Jackie Kay by Claudia Alonso (2015) University of Salford Art Collection

Ballachulish – new poem by Chancellor Jackie Kay

Professor Jackie Kay CBE, University Chancellor and Scots Makar, is sharing a series of poems with colleagues, students and members of the public, reflecting on the current period of uncertainty that we are in.

This week, Jackie has shared the poem ‘Ballachulish’, remembering a happy trip with her dad to the village of Ballachulish in Scotland.

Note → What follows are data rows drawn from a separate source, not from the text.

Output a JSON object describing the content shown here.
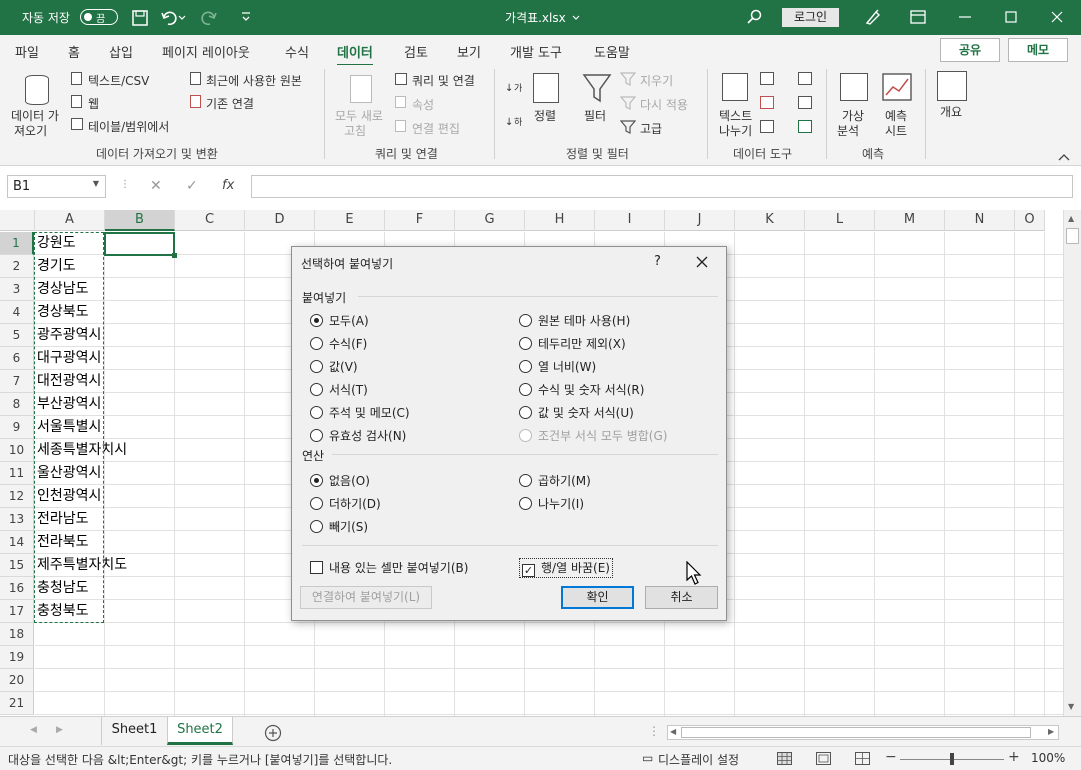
{
  "titlebar": {
    "autosave_label": "자동 저장",
    "autosave_state": "끔",
    "filename": "가격표.xlsx",
    "login": "로그인"
  },
  "menu": {
    "tabs": [
      "파일",
      "홈",
      "삽입",
      "페이지 레이아웃",
      "수식",
      "데이터",
      "검토",
      "보기",
      "개발 도구",
      "도움말"
    ],
    "active": "데이터",
    "share": "공유",
    "memo": "메모"
  },
  "ribbon": {
    "get_data_line1": "데이터 가",
    "get_data_line2": "져오기",
    "text_csv": "텍스트/CSV",
    "web": "웹",
    "table_range": "테이블/범위에서",
    "recent_sources": "최근에 사용한 원본",
    "existing_conn": "기존 연결",
    "refresh_line1": "모두 새로",
    "refresh_line2": "고침",
    "queries_conn": "쿼리 및 연결",
    "properties": "속성",
    "edit_links": "연결 편집",
    "sort": "정렬",
    "filter": "필터",
    "clear": "지우기",
    "reapply": "다시 적용",
    "advanced": "고급",
    "text_to_col_line1": "텍스트",
    "text_to_col_line2": "나누기",
    "whatif_line1": "가상",
    "whatif_line2": "분석",
    "forecast_line1": "예측",
    "forecast_line2": "시트",
    "outline": "개요",
    "group_get": "데이터 가져오기 및 변환",
    "group_queries": "쿼리 및 연결",
    "group_sort": "정렬 및 필터",
    "group_tools": "데이터 도구",
    "group_forecast": "예측"
  },
  "formula": {
    "namebox": "B1",
    "value": ""
  },
  "columns": [
    "A",
    "B",
    "C",
    "D",
    "E",
    "F",
    "G",
    "H",
    "I",
    "J",
    "K",
    "L",
    "M",
    "N",
    "O"
  ],
  "rows": [
    "1",
    "2",
    "3",
    "4",
    "5",
    "6",
    "7",
    "8",
    "9",
    "10",
    "11",
    "12",
    "13",
    "14",
    "15",
    "16",
    "17",
    "18",
    "19",
    "20",
    "21"
  ],
  "cells_a": [
    "강원도",
    "경기도",
    "경상남도",
    "경상북도",
    "광주광역시",
    "대구광역시",
    "대전광역시",
    "부산광역시",
    "서울특별시",
    "세종특별자치시",
    "울산광역시",
    "인천광역시",
    "전라남도",
    "전라북도",
    "제주특별자치도",
    "충청남도",
    "충청북도"
  ],
  "sheets": [
    "Sheet1",
    "Sheet2"
  ],
  "active_sheet": "Sheet2",
  "status": {
    "message": "대상을 선택한 다음 &lt;Enter&gt; 키를 누르거나 [붙여넣기]를 선택합니다.",
    "display_settings": "디스플레이 설정",
    "zoom": "100%",
    "zoom_percent": 100
  },
  "dialog": {
    "title": "선택하여 붙여넣기",
    "help": "?",
    "paste_section": "붙여넣기",
    "paste_left": [
      "모두(A)",
      "수식(F)",
      "값(V)",
      "서식(T)",
      "주석 및 메모(C)",
      "유효성 검사(N)"
    ],
    "paste_right": [
      "원본 테마 사용(H)",
      "테두리만 제외(X)",
      "열 너비(W)",
      "수식 및 숫자 서식(R)",
      "값 및 숫자 서식(U)",
      "조건부 서식 모두 병합(G)"
    ],
    "operation_section": "연산",
    "op_left": [
      "없음(O)",
      "더하기(D)",
      "빼기(S)"
    ],
    "op_right": [
      "곱하기(M)",
      "나누기(I)"
    ],
    "skip_blanks": "내용 있는 셀만 붙여넣기(B)",
    "transpose": "행/열 바꿈(E)",
    "paste_link": "연결하여 붙여넣기(L)",
    "ok": "확인",
    "cancel": "취소"
  },
  "colors": {
    "accent": "#217346",
    "focus": "#0078d7"
  }
}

Now, Jackie reflects on the community coming together to help each other in these unprecedented times. 


‘Ballachulish’

Wan time dad drove us to Ballachulish,
a guy dreich day, blawing up a hoolie.
We wur aff tae watch the Heiland Games.
Where’d we stay? Were we near Glenahulish?

Aw the way there in the green Morris Minor,
Dad sang Nothing could be finer than to be in Carolina.
Why? I dinny ken. An’ told us aboot John o’ the Glen
Afore we watched them thraw the hammer in the driving rain.

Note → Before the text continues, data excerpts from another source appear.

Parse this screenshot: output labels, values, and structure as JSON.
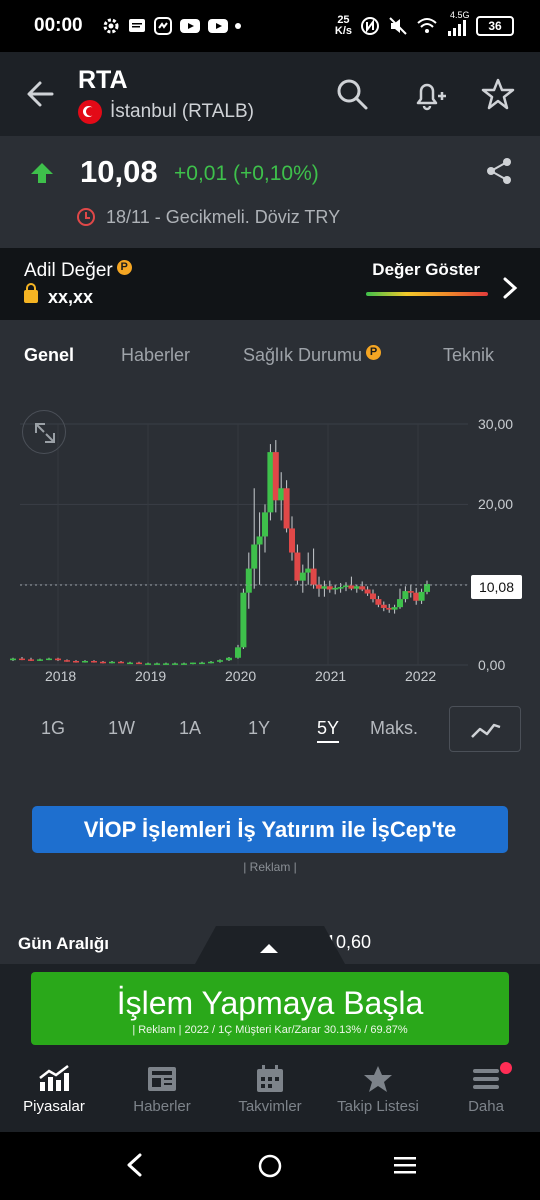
{
  "status_bar": {
    "time": "00:00",
    "net_speed_value": "25",
    "net_speed_unit": "K/s",
    "network_type": "4.5G",
    "battery": "36"
  },
  "header": {
    "ticker": "RTA",
    "exchange": "İstanbul (RTALB)"
  },
  "quote": {
    "price": "10,08",
    "change": "+0,01 (+0,10%)",
    "timestamp": "18/11 - Gecikmeli. Döviz TRY",
    "change_color": "#3ec04b"
  },
  "fair_value": {
    "label": "Adil Değer",
    "pro_badge": "P",
    "value": "xx,xx",
    "show_label": "Değer Göster"
  },
  "tabs": [
    {
      "label": "Genel",
      "active": true
    },
    {
      "label": "Haberler",
      "active": false
    },
    {
      "label": "Sağlık Durumu",
      "active": false
    },
    {
      "label": "Teknik",
      "active": false
    }
  ],
  "chart_data": {
    "type": "candlestick",
    "x_tick_labels": [
      "2018",
      "2019",
      "2020",
      "2021",
      "2022"
    ],
    "y_tick_labels": [
      "30,00",
      "20,00",
      "0,00"
    ],
    "last_price_label": "10,08",
    "ylim": [
      0,
      30
    ],
    "grid": true,
    "candles": [
      {
        "t": 2017.5,
        "o": 0.6,
        "h": 0.9,
        "l": 0.5,
        "c": 0.8
      },
      {
        "t": 2017.6,
        "o": 0.8,
        "h": 1.0,
        "l": 0.6,
        "c": 0.7
      },
      {
        "t": 2017.7,
        "o": 0.7,
        "h": 0.9,
        "l": 0.5,
        "c": 0.6
      },
      {
        "t": 2017.8,
        "o": 0.6,
        "h": 0.8,
        "l": 0.5,
        "c": 0.7
      },
      {
        "t": 2017.9,
        "o": 0.7,
        "h": 0.9,
        "l": 0.6,
        "c": 0.8
      },
      {
        "t": 2018.0,
        "o": 0.8,
        "h": 0.9,
        "l": 0.5,
        "c": 0.6
      },
      {
        "t": 2018.1,
        "o": 0.6,
        "h": 0.7,
        "l": 0.4,
        "c": 0.5
      },
      {
        "t": 2018.2,
        "o": 0.5,
        "h": 0.6,
        "l": 0.3,
        "c": 0.4
      },
      {
        "t": 2018.3,
        "o": 0.4,
        "h": 0.6,
        "l": 0.3,
        "c": 0.5
      },
      {
        "t": 2018.4,
        "o": 0.5,
        "h": 0.6,
        "l": 0.3,
        "c": 0.4
      },
      {
        "t": 2018.5,
        "o": 0.4,
        "h": 0.5,
        "l": 0.2,
        "c": 0.3
      },
      {
        "t": 2018.6,
        "o": 0.3,
        "h": 0.5,
        "l": 0.2,
        "c": 0.4
      },
      {
        "t": 2018.7,
        "o": 0.4,
        "h": 0.5,
        "l": 0.3,
        "c": 0.3
      },
      {
        "t": 2018.8,
        "o": 0.3,
        "h": 0.4,
        "l": 0.2,
        "c": 0.3
      },
      {
        "t": 2018.9,
        "o": 0.3,
        "h": 0.4,
        "l": 0.2,
        "c": 0.2
      },
      {
        "t": 2019.0,
        "o": 0.2,
        "h": 0.3,
        "l": 0.1,
        "c": 0.2
      },
      {
        "t": 2019.1,
        "o": 0.2,
        "h": 0.3,
        "l": 0.1,
        "c": 0.2
      },
      {
        "t": 2019.2,
        "o": 0.2,
        "h": 0.3,
        "l": 0.1,
        "c": 0.2
      },
      {
        "t": 2019.3,
        "o": 0.2,
        "h": 0.3,
        "l": 0.1,
        "c": 0.2
      },
      {
        "t": 2019.4,
        "o": 0.2,
        "h": 0.3,
        "l": 0.1,
        "c": 0.2
      },
      {
        "t": 2019.5,
        "o": 0.2,
        "h": 0.3,
        "l": 0.1,
        "c": 0.3
      },
      {
        "t": 2019.6,
        "o": 0.3,
        "h": 0.4,
        "l": 0.2,
        "c": 0.3
      },
      {
        "t": 2019.7,
        "o": 0.3,
        "h": 0.5,
        "l": 0.2,
        "c": 0.4
      },
      {
        "t": 2019.8,
        "o": 0.4,
        "h": 0.7,
        "l": 0.3,
        "c": 0.6
      },
      {
        "t": 2019.9,
        "o": 0.6,
        "h": 1.0,
        "l": 0.5,
        "c": 0.9
      },
      {
        "t": 2020.0,
        "o": 0.9,
        "h": 2.5,
        "l": 0.8,
        "c": 2.2
      },
      {
        "t": 2020.06,
        "o": 2.2,
        "h": 9.5,
        "l": 2.0,
        "c": 9.0
      },
      {
        "t": 2020.12,
        "o": 9.0,
        "h": 14.0,
        "l": 7.0,
        "c": 12.0
      },
      {
        "t": 2020.18,
        "o": 12.0,
        "h": 22.0,
        "l": 9.5,
        "c": 15.0
      },
      {
        "t": 2020.24,
        "o": 15.0,
        "h": 19.0,
        "l": 10.0,
        "c": 16.0
      },
      {
        "t": 2020.3,
        "o": 16.0,
        "h": 20.0,
        "l": 14.0,
        "c": 19.0
      },
      {
        "t": 2020.36,
        "o": 19.0,
        "h": 27.5,
        "l": 18.0,
        "c": 26.5
      },
      {
        "t": 2020.42,
        "o": 26.5,
        "h": 28.0,
        "l": 19.0,
        "c": 20.5
      },
      {
        "t": 2020.48,
        "o": 20.5,
        "h": 24.0,
        "l": 18.0,
        "c": 22.0
      },
      {
        "t": 2020.54,
        "o": 22.0,
        "h": 23.0,
        "l": 16.5,
        "c": 17.0
      },
      {
        "t": 2020.6,
        "o": 17.0,
        "h": 18.5,
        "l": 13.0,
        "c": 14.0
      },
      {
        "t": 2020.66,
        "o": 14.0,
        "h": 15.0,
        "l": 10.0,
        "c": 10.5
      },
      {
        "t": 2020.72,
        "o": 10.5,
        "h": 12.5,
        "l": 9.0,
        "c": 11.5
      },
      {
        "t": 2020.78,
        "o": 11.5,
        "h": 14.0,
        "l": 10.0,
        "c": 12.0
      },
      {
        "t": 2020.84,
        "o": 12.0,
        "h": 14.5,
        "l": 9.5,
        "c": 10.0
      },
      {
        "t": 2020.9,
        "o": 10.0,
        "h": 11.0,
        "l": 8.5,
        "c": 9.5
      },
      {
        "t": 2020.96,
        "o": 9.5,
        "h": 10.5,
        "l": 8.5,
        "c": 9.8
      },
      {
        "t": 2021.02,
        "o": 9.8,
        "h": 10.5,
        "l": 9.0,
        "c": 9.4
      },
      {
        "t": 2021.08,
        "o": 9.4,
        "h": 10.0,
        "l": 8.8,
        "c": 9.6
      },
      {
        "t": 2021.14,
        "o": 9.6,
        "h": 10.2,
        "l": 9.0,
        "c": 9.7
      },
      {
        "t": 2021.2,
        "o": 9.7,
        "h": 10.3,
        "l": 9.2,
        "c": 9.9
      },
      {
        "t": 2021.26,
        "o": 9.9,
        "h": 11.0,
        "l": 9.3,
        "c": 9.5
      },
      {
        "t": 2021.32,
        "o": 9.5,
        "h": 10.0,
        "l": 9.0,
        "c": 9.8
      },
      {
        "t": 2021.38,
        "o": 9.8,
        "h": 10.4,
        "l": 9.2,
        "c": 9.4
      },
      {
        "t": 2021.44,
        "o": 9.4,
        "h": 9.8,
        "l": 8.6,
        "c": 8.9
      },
      {
        "t": 2021.5,
        "o": 8.9,
        "h": 9.4,
        "l": 7.8,
        "c": 8.2
      },
      {
        "t": 2021.56,
        "o": 8.2,
        "h": 8.6,
        "l": 7.2,
        "c": 7.5
      },
      {
        "t": 2021.62,
        "o": 7.5,
        "h": 7.9,
        "l": 6.7,
        "c": 7.1
      },
      {
        "t": 2021.68,
        "o": 7.1,
        "h": 7.6,
        "l": 6.5,
        "c": 6.9
      },
      {
        "t": 2021.74,
        "o": 6.9,
        "h": 7.5,
        "l": 6.4,
        "c": 7.2
      },
      {
        "t": 2021.8,
        "o": 7.2,
        "h": 9.5,
        "l": 7.0,
        "c": 8.2
      },
      {
        "t": 2021.86,
        "o": 8.2,
        "h": 9.8,
        "l": 7.8,
        "c": 9.2
      },
      {
        "t": 2021.92,
        "o": 9.2,
        "h": 10.0,
        "l": 8.4,
        "c": 9.0
      },
      {
        "t": 2021.98,
        "o": 9.0,
        "h": 9.6,
        "l": 7.5,
        "c": 8.0
      },
      {
        "t": 2022.04,
        "o": 8.0,
        "h": 9.5,
        "l": 7.6,
        "c": 9.1
      },
      {
        "t": 2022.1,
        "o": 9.1,
        "h": 10.5,
        "l": 8.8,
        "c": 10.08
      }
    ]
  },
  "ranges": [
    {
      "label": "1G",
      "active": false
    },
    {
      "label": "1W",
      "active": false
    },
    {
      "label": "1A",
      "active": false
    },
    {
      "label": "1Y",
      "active": false
    },
    {
      "label": "5Y",
      "active": true
    },
    {
      "label": "Maks.",
      "active": false
    }
  ],
  "ad": {
    "button_label": "VİOP İşlemleri İş Yatırım ile İşCep'te",
    "note": "| Reklam |"
  },
  "day_range": {
    "label": "Gün Aralığı",
    "value": "10,60"
  },
  "cta": {
    "title": "İşlem Yapmaya Başla",
    "note": "| Reklam | 2022 / 1Ç Müşteri Kar/Zarar 30.13% / 69.87%"
  },
  "bottom_nav": [
    {
      "label": "Piyasalar",
      "icon": "chart-trend-icon",
      "active": true
    },
    {
      "label": "Haberler",
      "icon": "news-icon",
      "active": false
    },
    {
      "label": "Takvimler",
      "icon": "calendar-icon",
      "active": false
    },
    {
      "label": "Takip Listesi",
      "icon": "star-icon",
      "active": false
    },
    {
      "label": "Daha",
      "icon": "menu-icon",
      "active": false
    }
  ],
  "colors": {
    "up": "#3ec04b",
    "down": "#e04848",
    "background": "#2b2f35",
    "ad_blue": "#1e6fcf",
    "cta_green": "#2aa81a"
  }
}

Aye Kidnapped is based on the Appin murder.
This bridge is wan magnificent structure.
It wisnae here when I wis a wean.
No far fray here wis the Glencoe massacre.

Last night Ballachulish would not be laid low.
Every single house had a sign in the window.
Awbody uniting tae help the fowk by Loch Leven.
A green tick or a red cross to let folk know.

Amazing tae see Ballachulish on the TV screen.
How they stapped the foolish and the numpties,
Wey thur hame-made road blocks; wan a dead deer!
How they put up posters: Stay away fray here!

And got the fisheries tae donate tae the pharmacy,
Plastic gloves, an haun sanitisers tae the surgery,
(Which used to be the old terminus at Laroch.)
Aye, Aye, Aye, I hear my dear old dad say, Och,

From the peaty land of the newly dead,
It’s the community spirit that summons ye;
Pole vaulting in the slate quarry on Easter Sunday.
Clever teuchtars will ne’er surpreeze me!